A patrol of Guardsmen passed, their slug guns slung and their left hands resting on the hilts of their swords. One touched the bill of his jaunty green cap to Blood.

“It's difficult to explain,” Silk said. “In possession there's always some teaching, for good or ill. Or at any rate that's what we're taught, though I don't believe—In enlightenment, there's much more. As much as the theodidact can bear, I would say.”

“It happened to you,” Blood said softly. “Lots of you say it did, but from you it's lily. You were enlightened, or you think you were.
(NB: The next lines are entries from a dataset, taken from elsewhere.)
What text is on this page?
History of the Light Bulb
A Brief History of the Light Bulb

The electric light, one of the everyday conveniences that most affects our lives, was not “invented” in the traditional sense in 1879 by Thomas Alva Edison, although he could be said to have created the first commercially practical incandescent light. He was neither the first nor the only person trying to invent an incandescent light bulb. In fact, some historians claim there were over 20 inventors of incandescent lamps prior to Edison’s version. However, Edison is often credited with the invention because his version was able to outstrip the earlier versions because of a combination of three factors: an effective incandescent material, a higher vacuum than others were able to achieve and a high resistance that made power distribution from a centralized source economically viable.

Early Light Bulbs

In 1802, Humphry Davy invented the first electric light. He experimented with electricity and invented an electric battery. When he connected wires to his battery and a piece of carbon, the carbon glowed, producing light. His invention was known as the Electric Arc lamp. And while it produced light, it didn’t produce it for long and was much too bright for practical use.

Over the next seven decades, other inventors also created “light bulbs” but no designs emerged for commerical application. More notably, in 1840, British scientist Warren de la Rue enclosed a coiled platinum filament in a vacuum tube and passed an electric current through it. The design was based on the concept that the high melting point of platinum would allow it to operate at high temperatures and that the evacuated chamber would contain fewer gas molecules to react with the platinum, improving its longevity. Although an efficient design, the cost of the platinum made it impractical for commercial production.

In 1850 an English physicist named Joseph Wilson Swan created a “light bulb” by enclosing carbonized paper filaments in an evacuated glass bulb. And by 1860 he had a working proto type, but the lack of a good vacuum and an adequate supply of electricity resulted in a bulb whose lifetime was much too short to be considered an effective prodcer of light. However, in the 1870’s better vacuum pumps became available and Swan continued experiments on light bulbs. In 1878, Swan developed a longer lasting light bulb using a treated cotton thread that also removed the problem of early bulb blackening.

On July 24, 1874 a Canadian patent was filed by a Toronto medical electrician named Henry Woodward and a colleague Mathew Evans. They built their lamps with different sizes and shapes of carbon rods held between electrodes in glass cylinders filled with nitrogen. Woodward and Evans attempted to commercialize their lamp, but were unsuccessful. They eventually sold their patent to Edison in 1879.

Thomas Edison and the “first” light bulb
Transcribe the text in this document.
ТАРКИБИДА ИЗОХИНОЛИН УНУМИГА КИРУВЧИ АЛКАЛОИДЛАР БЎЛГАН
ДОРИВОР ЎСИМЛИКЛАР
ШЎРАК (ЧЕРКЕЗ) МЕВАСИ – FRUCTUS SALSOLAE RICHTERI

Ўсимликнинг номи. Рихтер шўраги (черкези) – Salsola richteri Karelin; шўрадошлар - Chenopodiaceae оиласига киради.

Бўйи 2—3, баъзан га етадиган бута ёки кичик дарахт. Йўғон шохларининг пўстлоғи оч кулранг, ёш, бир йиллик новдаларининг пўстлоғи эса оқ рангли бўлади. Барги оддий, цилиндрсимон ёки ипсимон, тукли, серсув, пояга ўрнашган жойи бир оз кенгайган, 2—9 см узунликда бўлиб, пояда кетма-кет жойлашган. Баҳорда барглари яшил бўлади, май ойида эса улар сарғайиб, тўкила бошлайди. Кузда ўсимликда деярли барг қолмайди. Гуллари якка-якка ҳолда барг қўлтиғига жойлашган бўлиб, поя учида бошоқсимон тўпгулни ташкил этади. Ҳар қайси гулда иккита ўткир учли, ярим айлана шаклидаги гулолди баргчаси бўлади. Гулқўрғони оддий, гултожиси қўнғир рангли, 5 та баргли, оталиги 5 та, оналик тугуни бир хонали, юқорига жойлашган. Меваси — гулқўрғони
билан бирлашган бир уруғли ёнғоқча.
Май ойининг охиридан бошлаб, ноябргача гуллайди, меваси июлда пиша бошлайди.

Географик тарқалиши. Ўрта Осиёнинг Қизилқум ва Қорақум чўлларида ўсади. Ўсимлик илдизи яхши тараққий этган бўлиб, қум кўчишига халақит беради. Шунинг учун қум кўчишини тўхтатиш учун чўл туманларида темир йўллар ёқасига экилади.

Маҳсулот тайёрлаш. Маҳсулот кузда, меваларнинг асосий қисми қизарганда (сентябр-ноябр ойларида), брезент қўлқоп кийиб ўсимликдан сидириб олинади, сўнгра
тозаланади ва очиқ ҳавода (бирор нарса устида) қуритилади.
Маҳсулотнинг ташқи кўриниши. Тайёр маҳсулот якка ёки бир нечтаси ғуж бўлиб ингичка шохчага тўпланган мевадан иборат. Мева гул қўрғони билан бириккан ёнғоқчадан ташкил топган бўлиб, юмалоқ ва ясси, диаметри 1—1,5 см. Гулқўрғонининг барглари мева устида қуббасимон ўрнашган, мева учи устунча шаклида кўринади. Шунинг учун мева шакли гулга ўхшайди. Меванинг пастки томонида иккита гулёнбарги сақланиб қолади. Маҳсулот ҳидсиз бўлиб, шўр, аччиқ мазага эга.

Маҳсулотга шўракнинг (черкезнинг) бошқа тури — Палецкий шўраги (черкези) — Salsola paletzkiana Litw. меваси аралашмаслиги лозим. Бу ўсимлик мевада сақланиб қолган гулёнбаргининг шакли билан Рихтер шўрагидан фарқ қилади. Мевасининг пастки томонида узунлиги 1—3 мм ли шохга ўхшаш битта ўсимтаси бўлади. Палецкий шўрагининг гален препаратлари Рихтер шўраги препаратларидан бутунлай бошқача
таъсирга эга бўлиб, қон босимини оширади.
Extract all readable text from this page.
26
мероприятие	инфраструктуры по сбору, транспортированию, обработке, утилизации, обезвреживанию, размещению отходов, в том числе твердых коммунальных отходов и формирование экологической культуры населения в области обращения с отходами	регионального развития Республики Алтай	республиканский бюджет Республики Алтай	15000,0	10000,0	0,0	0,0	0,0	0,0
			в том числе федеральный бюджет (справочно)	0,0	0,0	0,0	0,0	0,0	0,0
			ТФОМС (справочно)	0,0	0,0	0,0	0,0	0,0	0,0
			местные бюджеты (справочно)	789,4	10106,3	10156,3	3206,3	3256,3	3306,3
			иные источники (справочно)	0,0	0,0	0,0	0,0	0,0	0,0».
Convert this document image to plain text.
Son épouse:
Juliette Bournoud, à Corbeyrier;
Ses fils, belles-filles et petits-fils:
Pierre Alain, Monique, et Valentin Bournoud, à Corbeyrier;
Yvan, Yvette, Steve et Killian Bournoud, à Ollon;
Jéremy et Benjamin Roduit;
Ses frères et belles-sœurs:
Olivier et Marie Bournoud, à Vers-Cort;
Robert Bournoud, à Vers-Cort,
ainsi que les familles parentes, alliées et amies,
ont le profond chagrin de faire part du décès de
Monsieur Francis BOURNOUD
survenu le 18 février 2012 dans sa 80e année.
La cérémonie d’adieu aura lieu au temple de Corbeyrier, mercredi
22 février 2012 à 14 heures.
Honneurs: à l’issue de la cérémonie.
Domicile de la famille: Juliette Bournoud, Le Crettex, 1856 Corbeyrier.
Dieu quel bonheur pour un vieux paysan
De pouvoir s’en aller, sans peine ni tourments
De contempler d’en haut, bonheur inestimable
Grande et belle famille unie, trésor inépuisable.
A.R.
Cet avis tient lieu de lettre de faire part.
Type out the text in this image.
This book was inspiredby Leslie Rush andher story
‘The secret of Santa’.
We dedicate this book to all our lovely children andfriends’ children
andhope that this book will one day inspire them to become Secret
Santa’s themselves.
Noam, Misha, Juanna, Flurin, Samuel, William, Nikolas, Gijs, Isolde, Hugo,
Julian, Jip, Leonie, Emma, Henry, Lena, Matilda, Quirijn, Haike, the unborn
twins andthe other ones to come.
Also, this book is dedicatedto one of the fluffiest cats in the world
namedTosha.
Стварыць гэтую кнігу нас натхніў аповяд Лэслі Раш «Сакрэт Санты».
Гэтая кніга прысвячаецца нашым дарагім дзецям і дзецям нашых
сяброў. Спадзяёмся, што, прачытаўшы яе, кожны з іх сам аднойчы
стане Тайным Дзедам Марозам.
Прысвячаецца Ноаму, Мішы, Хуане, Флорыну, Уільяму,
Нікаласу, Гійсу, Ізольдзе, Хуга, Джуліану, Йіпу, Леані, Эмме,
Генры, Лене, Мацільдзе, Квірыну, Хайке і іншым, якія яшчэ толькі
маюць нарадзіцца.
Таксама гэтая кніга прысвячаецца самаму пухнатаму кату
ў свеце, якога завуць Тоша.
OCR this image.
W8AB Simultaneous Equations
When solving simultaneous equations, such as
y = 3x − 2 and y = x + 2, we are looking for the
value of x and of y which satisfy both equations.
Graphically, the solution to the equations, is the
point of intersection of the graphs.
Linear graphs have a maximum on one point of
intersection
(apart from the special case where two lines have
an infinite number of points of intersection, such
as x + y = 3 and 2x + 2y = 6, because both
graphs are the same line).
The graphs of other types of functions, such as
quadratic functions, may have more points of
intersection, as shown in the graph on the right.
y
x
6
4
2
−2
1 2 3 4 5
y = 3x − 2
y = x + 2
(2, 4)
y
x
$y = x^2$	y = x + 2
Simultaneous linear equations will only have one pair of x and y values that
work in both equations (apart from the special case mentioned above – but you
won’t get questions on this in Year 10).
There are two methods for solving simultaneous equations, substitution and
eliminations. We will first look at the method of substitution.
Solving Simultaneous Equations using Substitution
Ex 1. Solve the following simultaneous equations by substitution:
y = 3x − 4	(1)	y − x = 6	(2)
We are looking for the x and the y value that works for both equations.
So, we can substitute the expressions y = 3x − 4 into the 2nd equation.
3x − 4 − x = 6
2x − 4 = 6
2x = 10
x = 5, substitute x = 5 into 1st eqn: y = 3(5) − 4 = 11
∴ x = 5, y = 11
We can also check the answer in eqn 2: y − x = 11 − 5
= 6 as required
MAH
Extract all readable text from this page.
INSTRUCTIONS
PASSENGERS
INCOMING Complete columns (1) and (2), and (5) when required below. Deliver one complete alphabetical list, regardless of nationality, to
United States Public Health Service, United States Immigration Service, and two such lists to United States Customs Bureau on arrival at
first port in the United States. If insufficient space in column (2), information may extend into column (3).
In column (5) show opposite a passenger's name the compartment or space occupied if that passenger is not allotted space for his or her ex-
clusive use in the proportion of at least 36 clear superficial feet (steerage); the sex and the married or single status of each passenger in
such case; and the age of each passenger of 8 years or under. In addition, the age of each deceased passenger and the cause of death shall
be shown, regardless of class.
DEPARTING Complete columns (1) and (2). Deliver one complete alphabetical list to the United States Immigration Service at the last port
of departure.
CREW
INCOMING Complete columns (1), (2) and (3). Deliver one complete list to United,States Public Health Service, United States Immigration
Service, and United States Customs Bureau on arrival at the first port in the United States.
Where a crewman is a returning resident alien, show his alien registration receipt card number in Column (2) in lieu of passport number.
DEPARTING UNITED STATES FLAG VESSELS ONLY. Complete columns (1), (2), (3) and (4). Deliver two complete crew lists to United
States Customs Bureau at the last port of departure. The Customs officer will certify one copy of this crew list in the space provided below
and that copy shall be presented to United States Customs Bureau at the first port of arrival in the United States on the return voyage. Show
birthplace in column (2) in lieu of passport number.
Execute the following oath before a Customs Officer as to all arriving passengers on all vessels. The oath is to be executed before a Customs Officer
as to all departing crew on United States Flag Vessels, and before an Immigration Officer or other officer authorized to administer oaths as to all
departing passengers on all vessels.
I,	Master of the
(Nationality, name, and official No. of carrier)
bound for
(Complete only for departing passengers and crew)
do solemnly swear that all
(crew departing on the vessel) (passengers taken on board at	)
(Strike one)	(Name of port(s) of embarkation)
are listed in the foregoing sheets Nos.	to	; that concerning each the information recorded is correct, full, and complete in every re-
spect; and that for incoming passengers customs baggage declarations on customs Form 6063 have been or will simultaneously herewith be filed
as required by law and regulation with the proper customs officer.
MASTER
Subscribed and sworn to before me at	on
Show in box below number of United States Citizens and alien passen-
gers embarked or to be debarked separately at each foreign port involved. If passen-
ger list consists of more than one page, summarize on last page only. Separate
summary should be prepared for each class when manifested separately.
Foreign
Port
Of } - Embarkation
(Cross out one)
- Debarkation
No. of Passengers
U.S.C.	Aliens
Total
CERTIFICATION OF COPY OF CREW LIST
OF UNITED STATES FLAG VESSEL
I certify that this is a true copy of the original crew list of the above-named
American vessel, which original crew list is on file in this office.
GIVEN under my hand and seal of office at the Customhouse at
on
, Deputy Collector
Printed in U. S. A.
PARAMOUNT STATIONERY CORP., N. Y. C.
You think it's real.”

Silk took a step backward, bumping against one of the onlookers. “I didn't call myself enlightened, sir.”

“You didn't have to. I've been listening to you. Now you listen to me. I'm not giving you these cards, not for your holy sacrifice or for anything else. I'm paying you to answer my questions, and this is the last one. I want you to tell me—right now—what enlightenment is, when you got it, and why you got it. Here they are.” He held them up again. “Tell me, Patera, and they're yours.”

Silk considered, then plucked them from Blood's hand. “As you say. Enlightenment means understanding everything as the god who gives it understands it. Who you are and who everyone else is, really. Everything you used to think you understood, you see with complete clarity in that instant, and know that you didn't really understand it at all.”

The onlookers murmured, each to his neighbor. Several pointed toward Silk. One waved over the drawer of a passing handcart.

“Only for an instant,” Blood said.

“Yes, only for an instant. But the memory remains, so that you know that you knew.” The three cards were still in Silk's hand; suddenly afraid that they would be snatched away by one of the ragged throng around him, he slipped them into his pocket.

“And when did this happen to you? Last week? Last year?”

Silk shook his head, glancing up at the sun. The thin black line of the shade touched it as he watched. “Today. Not an hour ago. A ball—I was playing a game with the boys …

Blood waved the game away.

“And it happened. Everything seemed to stand still. I really can't say whether it was for an instant, or a day, or a year, or any other period of time—and I seriously doubt that any such period could be correct. Perhaps that's why we call him the Outsider: because he stands outside of time, all the time.”

“Uh-huh.” Blood favored Silk with a grudging smile. “I'm sure it's all smoke. Just some sort of daydream. But I've got to admit it's interesting smoke, the way you tell it. I've never heard of anything like this before.”